Overnight Straw bale Terrace Garden

  1. Start early by picking your hill or slope to terrace.
  2. Select the site and figure out how many straw bales you need. I suggest straw for this project so that when the bales break down you will be able to create good compost without a ton of seeds.
  3. Place the bales in the desired spot. You will have to level the bales. I use soil placed under the bale to make them level. Fill behind the bale with soil or compost even with the bale.

You can set the straw bale on end so that you plant in the stubble part of the bale or lay it flat and cut an area for any plants. (The choice depends on the area you will have to fill behind the bale and the area you want to plant in.) A flat bale has a little more planting space and less soil that needs to be added behind the bale. A bale on its side has less planting space on the bale and more soil will need to be added behind the bale.

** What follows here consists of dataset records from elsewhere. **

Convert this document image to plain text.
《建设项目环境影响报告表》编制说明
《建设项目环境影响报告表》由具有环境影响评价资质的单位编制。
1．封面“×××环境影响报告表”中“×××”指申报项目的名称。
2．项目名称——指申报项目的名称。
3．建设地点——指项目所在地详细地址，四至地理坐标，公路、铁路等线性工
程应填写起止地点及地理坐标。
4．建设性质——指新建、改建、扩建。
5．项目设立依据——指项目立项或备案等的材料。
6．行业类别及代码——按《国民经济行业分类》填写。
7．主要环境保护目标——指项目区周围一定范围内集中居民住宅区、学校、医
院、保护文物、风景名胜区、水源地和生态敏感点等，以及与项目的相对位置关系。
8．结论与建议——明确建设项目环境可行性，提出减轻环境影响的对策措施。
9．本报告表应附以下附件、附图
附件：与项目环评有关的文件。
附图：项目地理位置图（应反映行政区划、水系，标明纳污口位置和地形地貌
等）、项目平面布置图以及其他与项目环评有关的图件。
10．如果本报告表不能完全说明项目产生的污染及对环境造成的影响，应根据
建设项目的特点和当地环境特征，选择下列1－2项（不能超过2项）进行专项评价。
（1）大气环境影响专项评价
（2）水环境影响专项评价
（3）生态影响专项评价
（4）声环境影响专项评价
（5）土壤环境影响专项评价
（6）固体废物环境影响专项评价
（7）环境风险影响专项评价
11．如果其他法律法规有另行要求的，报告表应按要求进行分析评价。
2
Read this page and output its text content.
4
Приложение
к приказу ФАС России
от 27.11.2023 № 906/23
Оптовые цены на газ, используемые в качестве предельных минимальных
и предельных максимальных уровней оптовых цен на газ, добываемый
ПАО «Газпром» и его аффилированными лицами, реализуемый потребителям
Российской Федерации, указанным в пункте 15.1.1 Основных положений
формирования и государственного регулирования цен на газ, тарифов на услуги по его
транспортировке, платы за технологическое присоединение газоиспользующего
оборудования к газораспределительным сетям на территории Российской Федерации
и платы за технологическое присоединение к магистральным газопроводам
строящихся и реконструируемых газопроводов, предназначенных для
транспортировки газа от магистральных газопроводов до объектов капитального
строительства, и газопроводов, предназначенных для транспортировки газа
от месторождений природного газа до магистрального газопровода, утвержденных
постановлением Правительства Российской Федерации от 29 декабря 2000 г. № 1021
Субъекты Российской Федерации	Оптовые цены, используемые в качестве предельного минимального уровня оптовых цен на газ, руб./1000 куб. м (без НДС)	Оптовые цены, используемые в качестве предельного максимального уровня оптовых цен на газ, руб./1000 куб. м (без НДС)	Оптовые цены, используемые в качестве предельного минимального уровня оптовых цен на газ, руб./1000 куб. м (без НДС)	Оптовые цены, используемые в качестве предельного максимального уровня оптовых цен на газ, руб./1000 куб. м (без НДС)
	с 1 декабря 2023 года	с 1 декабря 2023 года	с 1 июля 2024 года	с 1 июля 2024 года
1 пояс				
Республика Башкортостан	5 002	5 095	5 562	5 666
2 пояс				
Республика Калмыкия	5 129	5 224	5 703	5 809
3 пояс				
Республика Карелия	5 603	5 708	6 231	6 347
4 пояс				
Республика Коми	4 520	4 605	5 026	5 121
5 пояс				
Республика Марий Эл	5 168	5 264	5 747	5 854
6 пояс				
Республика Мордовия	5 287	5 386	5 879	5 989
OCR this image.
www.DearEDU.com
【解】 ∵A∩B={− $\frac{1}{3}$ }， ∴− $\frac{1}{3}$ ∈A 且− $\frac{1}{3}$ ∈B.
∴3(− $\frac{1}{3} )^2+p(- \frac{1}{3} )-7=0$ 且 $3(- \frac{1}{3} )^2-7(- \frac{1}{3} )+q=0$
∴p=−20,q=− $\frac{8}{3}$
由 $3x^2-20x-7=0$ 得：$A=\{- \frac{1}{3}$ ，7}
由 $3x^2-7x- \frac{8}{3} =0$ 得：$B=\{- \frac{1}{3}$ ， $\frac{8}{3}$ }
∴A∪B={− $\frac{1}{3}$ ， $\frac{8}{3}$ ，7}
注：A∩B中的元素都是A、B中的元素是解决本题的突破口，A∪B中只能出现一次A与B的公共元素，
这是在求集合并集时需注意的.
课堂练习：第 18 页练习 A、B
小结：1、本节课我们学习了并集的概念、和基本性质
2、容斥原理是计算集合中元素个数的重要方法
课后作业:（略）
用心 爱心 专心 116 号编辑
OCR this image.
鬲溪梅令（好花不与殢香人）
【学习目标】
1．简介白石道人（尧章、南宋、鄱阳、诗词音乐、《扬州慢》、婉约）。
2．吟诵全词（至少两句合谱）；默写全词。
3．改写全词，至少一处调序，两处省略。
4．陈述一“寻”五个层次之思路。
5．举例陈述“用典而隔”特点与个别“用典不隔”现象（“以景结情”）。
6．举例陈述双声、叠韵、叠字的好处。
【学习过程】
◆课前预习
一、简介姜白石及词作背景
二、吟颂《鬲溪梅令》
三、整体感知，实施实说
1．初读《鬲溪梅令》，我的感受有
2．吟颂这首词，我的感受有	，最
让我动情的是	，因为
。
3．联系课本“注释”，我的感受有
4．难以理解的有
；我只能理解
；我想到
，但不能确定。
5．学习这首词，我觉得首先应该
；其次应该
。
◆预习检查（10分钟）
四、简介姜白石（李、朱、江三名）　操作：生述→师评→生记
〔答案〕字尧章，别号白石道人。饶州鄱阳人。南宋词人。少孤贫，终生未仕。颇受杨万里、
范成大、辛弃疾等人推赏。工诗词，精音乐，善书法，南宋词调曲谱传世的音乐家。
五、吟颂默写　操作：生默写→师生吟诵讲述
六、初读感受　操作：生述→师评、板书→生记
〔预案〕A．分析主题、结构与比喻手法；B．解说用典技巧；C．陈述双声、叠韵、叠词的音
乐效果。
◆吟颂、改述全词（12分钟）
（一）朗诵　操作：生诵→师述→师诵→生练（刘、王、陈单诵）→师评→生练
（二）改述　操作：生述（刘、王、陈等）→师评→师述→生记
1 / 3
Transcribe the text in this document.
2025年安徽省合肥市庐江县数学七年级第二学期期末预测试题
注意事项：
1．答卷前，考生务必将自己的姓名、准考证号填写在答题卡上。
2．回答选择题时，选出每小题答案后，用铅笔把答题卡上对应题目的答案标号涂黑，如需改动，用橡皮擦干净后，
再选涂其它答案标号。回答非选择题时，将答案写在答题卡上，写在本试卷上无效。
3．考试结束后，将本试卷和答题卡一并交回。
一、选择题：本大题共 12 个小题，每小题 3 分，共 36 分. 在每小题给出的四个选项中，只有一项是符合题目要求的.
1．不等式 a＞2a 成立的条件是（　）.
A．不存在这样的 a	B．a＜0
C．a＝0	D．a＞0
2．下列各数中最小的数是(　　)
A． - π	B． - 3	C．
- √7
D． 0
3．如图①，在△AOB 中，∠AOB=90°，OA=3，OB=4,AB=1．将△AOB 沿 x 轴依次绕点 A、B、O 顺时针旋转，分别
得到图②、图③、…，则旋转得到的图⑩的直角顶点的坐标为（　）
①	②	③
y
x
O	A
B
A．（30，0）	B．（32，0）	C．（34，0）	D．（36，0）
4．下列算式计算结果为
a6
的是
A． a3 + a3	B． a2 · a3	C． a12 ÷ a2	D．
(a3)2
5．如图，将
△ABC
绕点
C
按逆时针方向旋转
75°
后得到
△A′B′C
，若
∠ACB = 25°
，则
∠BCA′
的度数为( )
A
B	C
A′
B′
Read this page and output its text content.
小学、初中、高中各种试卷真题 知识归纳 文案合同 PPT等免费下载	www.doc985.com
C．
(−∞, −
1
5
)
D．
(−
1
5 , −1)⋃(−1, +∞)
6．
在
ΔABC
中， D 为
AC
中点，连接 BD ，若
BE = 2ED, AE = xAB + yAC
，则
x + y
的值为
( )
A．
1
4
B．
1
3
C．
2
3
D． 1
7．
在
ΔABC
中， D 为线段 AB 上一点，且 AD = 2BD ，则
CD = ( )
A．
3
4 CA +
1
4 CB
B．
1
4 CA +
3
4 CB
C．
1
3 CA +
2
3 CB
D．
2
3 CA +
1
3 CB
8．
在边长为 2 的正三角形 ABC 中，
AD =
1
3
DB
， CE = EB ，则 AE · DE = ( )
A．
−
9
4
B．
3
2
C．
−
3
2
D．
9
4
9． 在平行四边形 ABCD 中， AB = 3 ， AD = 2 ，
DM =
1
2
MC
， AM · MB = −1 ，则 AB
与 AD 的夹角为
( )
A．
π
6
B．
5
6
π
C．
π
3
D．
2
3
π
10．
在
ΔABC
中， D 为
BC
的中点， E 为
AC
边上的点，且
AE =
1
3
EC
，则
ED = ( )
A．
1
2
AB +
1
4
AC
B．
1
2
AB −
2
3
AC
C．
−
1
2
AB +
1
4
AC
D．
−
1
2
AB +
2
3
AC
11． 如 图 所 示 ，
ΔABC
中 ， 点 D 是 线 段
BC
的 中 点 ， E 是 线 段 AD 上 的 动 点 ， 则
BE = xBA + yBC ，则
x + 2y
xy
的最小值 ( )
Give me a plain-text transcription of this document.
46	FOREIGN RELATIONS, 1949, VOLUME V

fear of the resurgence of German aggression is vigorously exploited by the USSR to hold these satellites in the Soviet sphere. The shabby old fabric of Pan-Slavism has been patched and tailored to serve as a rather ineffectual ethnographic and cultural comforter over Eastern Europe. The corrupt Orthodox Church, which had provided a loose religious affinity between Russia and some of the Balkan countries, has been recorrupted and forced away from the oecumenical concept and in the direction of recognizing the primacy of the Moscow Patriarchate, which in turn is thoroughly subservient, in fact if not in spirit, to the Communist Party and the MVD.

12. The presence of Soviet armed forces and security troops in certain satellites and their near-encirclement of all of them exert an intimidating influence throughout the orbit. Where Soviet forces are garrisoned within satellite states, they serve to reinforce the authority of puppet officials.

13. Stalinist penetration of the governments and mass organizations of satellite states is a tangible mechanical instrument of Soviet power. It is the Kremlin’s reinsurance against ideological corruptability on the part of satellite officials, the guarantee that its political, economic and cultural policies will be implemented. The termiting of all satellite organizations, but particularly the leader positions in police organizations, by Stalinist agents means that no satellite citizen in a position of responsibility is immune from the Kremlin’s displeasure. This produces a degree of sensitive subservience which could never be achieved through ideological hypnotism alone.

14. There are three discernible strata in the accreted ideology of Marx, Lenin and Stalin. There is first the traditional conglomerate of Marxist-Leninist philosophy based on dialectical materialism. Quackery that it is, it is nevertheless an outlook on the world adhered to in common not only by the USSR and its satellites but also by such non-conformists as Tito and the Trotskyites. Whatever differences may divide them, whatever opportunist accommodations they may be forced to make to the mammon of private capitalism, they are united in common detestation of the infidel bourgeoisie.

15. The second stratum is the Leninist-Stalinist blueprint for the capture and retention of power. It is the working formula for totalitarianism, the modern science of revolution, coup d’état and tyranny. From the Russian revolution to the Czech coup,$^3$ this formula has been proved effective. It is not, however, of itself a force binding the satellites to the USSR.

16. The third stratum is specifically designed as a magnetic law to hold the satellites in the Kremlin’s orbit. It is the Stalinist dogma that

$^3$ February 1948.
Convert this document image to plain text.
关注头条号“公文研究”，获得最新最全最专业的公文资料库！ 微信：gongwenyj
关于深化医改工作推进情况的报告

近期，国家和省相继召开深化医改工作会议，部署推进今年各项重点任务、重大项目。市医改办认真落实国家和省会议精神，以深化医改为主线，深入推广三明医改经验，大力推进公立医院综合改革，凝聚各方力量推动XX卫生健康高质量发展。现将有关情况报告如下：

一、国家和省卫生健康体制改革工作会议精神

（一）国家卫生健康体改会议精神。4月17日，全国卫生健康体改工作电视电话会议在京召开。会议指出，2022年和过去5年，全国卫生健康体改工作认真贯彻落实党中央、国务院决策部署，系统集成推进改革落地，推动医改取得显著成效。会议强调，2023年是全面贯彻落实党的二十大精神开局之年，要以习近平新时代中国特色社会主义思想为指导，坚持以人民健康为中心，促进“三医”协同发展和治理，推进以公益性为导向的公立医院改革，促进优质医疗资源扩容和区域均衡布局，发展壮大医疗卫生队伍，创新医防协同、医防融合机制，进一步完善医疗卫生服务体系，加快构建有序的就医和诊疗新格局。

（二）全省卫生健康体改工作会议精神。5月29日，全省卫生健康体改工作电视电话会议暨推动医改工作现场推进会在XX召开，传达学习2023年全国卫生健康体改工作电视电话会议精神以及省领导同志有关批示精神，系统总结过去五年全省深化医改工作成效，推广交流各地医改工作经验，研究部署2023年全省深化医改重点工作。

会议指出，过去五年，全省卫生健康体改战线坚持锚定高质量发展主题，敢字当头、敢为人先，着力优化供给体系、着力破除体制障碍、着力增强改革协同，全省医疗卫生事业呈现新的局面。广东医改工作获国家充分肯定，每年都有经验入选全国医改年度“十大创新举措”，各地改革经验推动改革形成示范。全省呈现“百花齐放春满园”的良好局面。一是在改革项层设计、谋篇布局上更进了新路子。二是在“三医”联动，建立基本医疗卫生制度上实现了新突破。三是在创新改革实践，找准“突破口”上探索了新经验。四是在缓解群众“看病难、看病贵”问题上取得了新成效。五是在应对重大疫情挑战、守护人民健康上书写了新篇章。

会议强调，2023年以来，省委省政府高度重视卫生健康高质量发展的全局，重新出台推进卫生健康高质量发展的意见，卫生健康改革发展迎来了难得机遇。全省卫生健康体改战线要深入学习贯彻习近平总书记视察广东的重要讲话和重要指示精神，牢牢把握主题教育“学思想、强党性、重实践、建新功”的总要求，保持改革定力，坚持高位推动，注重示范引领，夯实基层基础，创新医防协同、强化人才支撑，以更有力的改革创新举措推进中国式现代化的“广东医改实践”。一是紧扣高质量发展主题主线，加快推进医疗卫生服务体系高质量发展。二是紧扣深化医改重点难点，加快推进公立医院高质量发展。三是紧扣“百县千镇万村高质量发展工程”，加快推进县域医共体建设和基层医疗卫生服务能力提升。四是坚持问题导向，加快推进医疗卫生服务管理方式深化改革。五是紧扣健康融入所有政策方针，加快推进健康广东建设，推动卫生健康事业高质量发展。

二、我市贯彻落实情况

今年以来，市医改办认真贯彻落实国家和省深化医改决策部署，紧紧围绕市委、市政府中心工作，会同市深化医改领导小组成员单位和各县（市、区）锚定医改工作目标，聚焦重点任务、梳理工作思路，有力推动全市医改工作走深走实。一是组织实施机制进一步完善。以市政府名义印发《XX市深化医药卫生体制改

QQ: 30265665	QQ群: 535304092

Tip: I use materials that I can compost in later behind the bales with a little soil mixed in and top the mix with about 5 inches of soil.

As with any straw bale gardening you need to age the bale first. You can do that by setting the bales out over winter or very early in the spring and watering well. You can also add nitrogen to the bale.

The reason for adding nitrogen to the bale is as the bale breaks down it uses nitrogen and the plants will be missing this nutrient unless you add it or compost heavily.  I set my bales out early and add a compost tea before planting.

You also need to add soil to the top of the bale to plant seeds and plants in. I add 4 to 5 inches of soil. Water to firm the soil in place and ignore for a day or so.

The straw bale terraced garden will have a unique look. It will give you a fast terraced hillside with plenty of color or vegetables at a reasonable price. And depending on how often you fertilize the bales they will last for one or two years.

While your gardens are producing and adding beauty to you yard you can find stone, cement block, wood or whatever material you plan to use for the terrace walls.

When you ready to terrace the area all you need to do build your walls and break down the bales. Add more compost or topsoil and you will have a rich area to plant in.